Ever wonder if you could really live on less? In theory, we all know we could -- but, of course, no one wants to, right?
Unfortunately, a lot of folks who depend on government paychecks are potentially facing as much as a 20% pay cut in the future. If you're one of them -- or if you're just looking for ideas to get a better handle on your monthly cash flow -- here are four money tips to help you get lean in case your money situation turns mean.
Know where it goes.
If your pay might be cut, you're likely going to need to cut your expenses as well. But doing this is nearly impossible if you don't know where your money goes. To be clear, I'm not talking ballpark ideas here. I'm talking about tracking at a level of detail that allows you to say, "Last month we spent $____ on groceries, which was $____ more than the previous month, and $____ more than we intended to spend." If you can't fill in those blanks for all of your expense categories -- big and small, major and minor -- you're probably not tracking closely enough.
Create large categories.
Once you've got a handle on where all of your money goes, I suggest dividing your expenses into the following broad categories:
- Fixed Requirements -- expenses that are relatively fixed from one month to the next and are required for your family to function. These will typically be things like debt payments, savings (yes, this should be a requirement for most people, though some circumstances may make it difficult), insurance premiums, etc.

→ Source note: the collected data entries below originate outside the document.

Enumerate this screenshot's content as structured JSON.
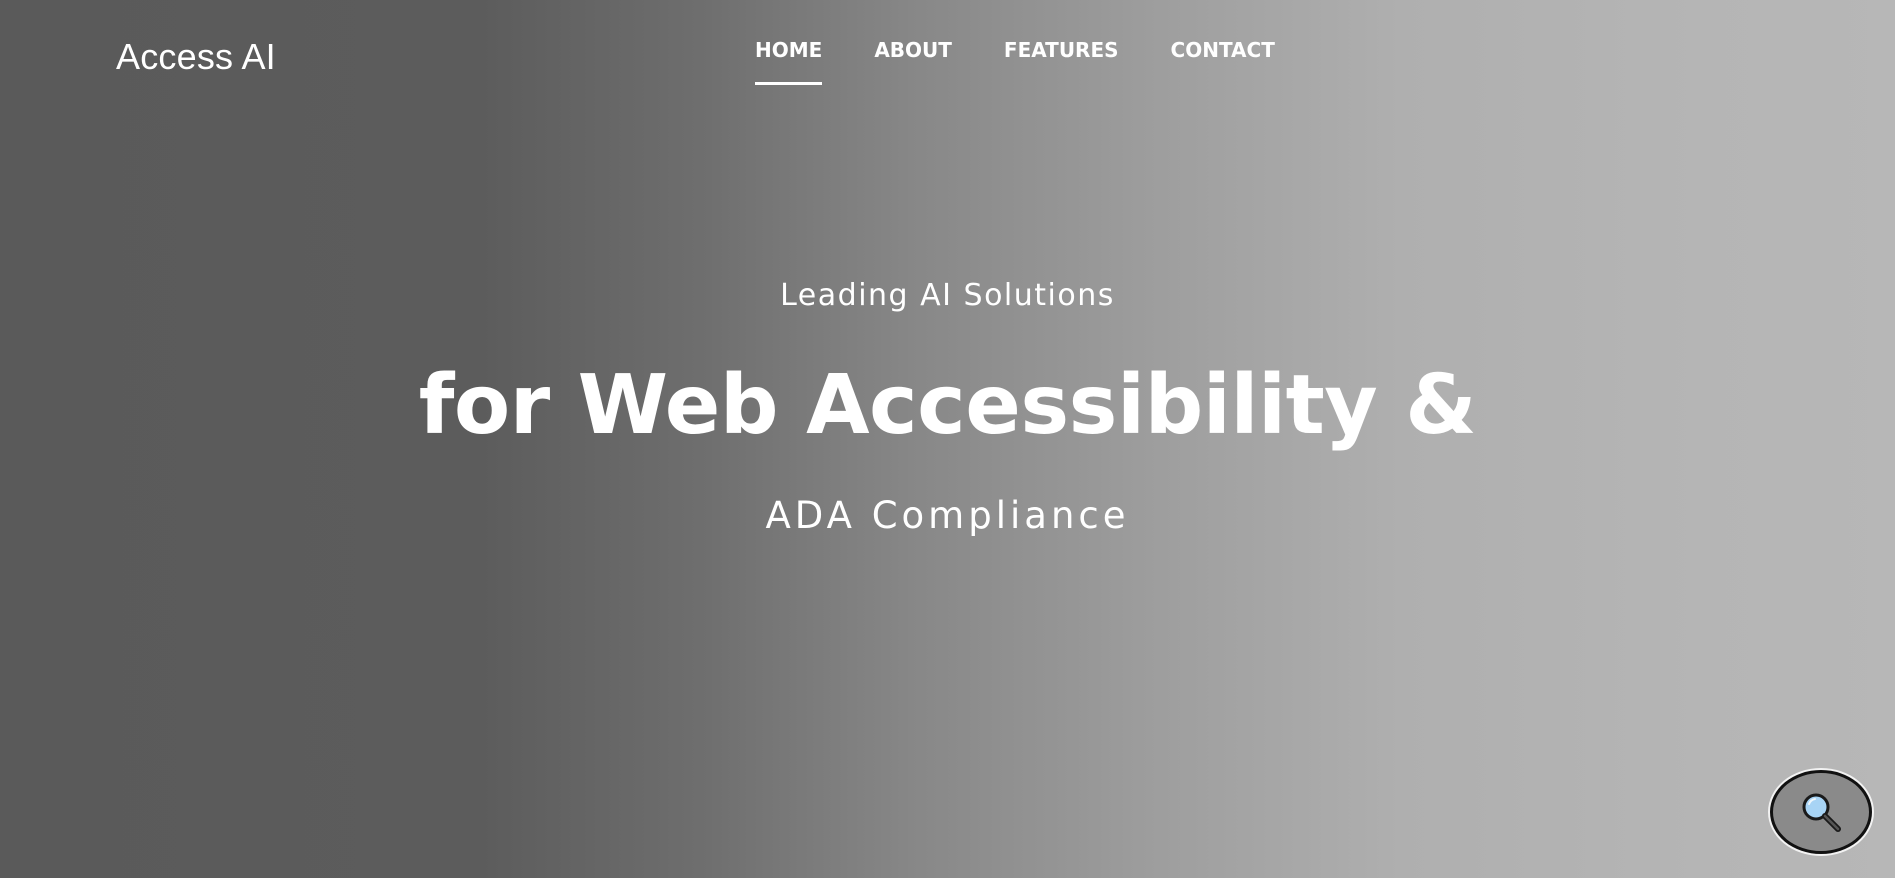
{
  "brand": {
    "logo_text": "Access AI"
  },
  "nav": {
    "items": [
      {
        "label": "HOME",
        "active": true
      },
      {
        "label": "ABOUT",
        "active": false
      },
      {
        "label": "FEATURES",
        "active": false
      },
      {
        "label": "CONTACT",
        "active": false
      }
    ]
  },
  "hero": {
    "subtitle": "Leading AI Solutions",
    "title": "for Web Accessibility &",
    "tagline": "ADA Compliance"
  },
  "widgets": {
    "accessibility_button_icon": "magnifier-icon"
  },
  "colors": {
    "text": "#ffffff",
    "gradient_dark": "#5a5a5a",
    "gradient_light": "#b7b7b7",
    "widget_bg": "#8a8a8a",
    "magnifier_lens": "#a8d4f5"
  }
}
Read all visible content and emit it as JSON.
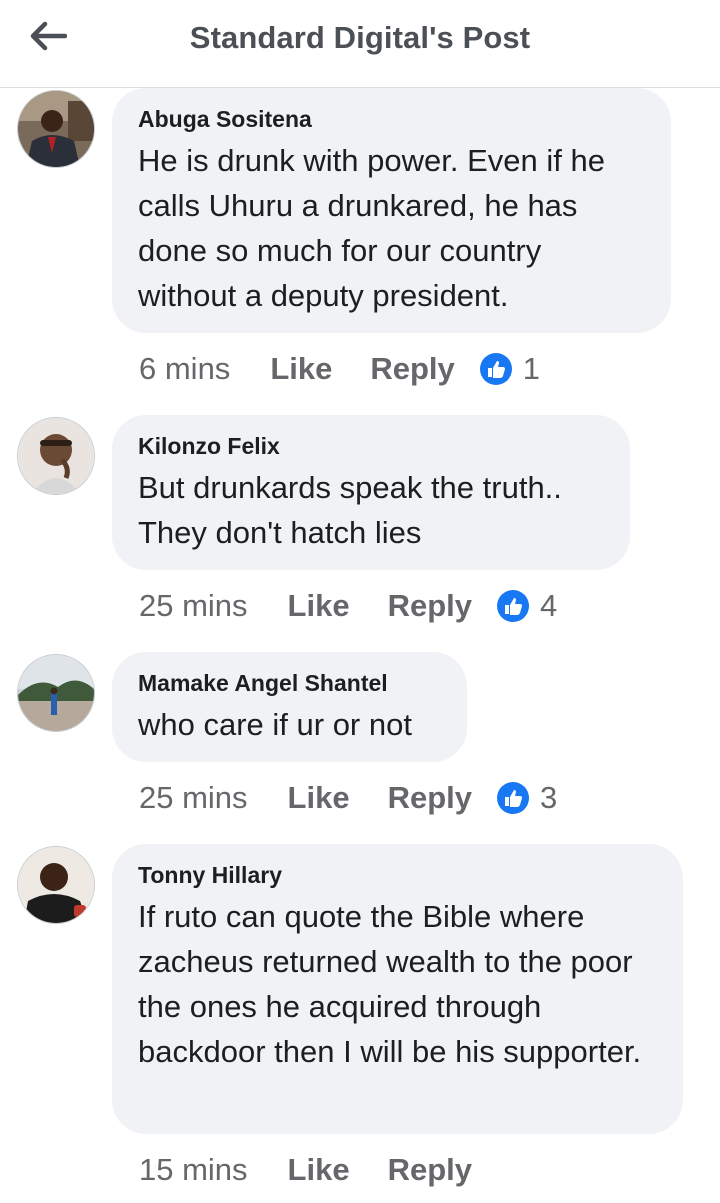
{
  "header": {
    "title": "Standard Digital's Post"
  },
  "comments": [
    {
      "author": "Abuga Sositena",
      "text": "He is drunk with power. Even if he calls Uhuru a drunkared,  he has done so much for our country without a deputy president.",
      "time": "6 mins",
      "like_label": "Like",
      "reply_label": "Reply",
      "reactions": "1"
    },
    {
      "author": "Kilonzo Felix",
      "text": "But drunkards speak the truth.. They don't hatch lies",
      "time": "25 mins",
      "like_label": "Like",
      "reply_label": "Reply",
      "reactions": "4"
    },
    {
      "author": "Mamake Angel Shantel",
      "text": "who care if ur or not",
      "time": "25 mins",
      "like_label": "Like",
      "reply_label": "Reply",
      "reactions": "3"
    },
    {
      "author": "Tonny Hillary",
      "text": "If ruto can quote the Bible where zacheus returned wealth to the poor the ones he acquired through backdoor then I will be his supporter.",
      "time": "15 mins",
      "like_label": "Like",
      "reply_label": "Reply"
    }
  ],
  "colors": {
    "like_blue": "#1877f2",
    "bubble": "#f0f2f5",
    "muted": "#65676b"
  },
  "icons": {
    "back": "arrow-left-icon",
    "reaction": "thumbs-up-icon"
  }
}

- Variable Requirements -- expenses that vary from one month to the next, but that are also required for your family to function. In this category are things like groceries, transportation costs and utilities.
- Discretionary Expenses -- expenses that make life better but aren't required for your family to function. Here we are looking at entertainment, dining out, children's activities -- all those nice little extras.
Breaking things out like this can be very helpful because certain major categories are easier to cut than others.
Start cutting at the bottom and work backward.
From a practical standpoint, cutting expenses is often easiest if you start with discretionary expenses, then move to variable requirements and, finally, fixed requirements. The amount of savings you'll be able to get from each category really depends on how you currently spend. Discretionary expenses should be able to give you 5% to 10% in savings, variable requirements 8% to 10%, and fixed requirements (if you cut back on some good habits like saving and extra debt payments) 8% to 10%.
For those with heavy debt loads or relatively high fixed requirements, these percentages could be difficult to reach. In such cases, even tougher questions will need to be answered. Questions like, "Should we get rid of this car(s)? Should we stop spending money on this activity for our children? Or, should we temporarily stop saving for retirement?"
Though sometimes it won't be possible, the goal should be to keep positive behaviors, such as saving, intact. It's also highly unlikely that cutting insurance coverage would ever be a prudent move.
Lose the sacred cows.
Desperate times call for desperate measures ... and a 20% cut in pay sure sounds like a desperate time to me. This means that virtually no expense should be off limits for elimination or reduction. If it can be cut, you might just need to cut it. To increase your odds of long-term success, consider cutting back rather than cutting out altogether. Taking all the fun out of life might keep you afloat for awhile, but budget fatigue will eventually take over and put you right back where you started, or worse.
Make no mistake, these four points are a lot easier to write than they are to implement, as would be the case if I wanted to try to lose 20% of my body weight. However, if 20% of your pay is potentially on the chopping block, you're going to need an action plan. I hope these four points are a solid foundation for helping you get through tough times and keep up positive budgeting habits during good times.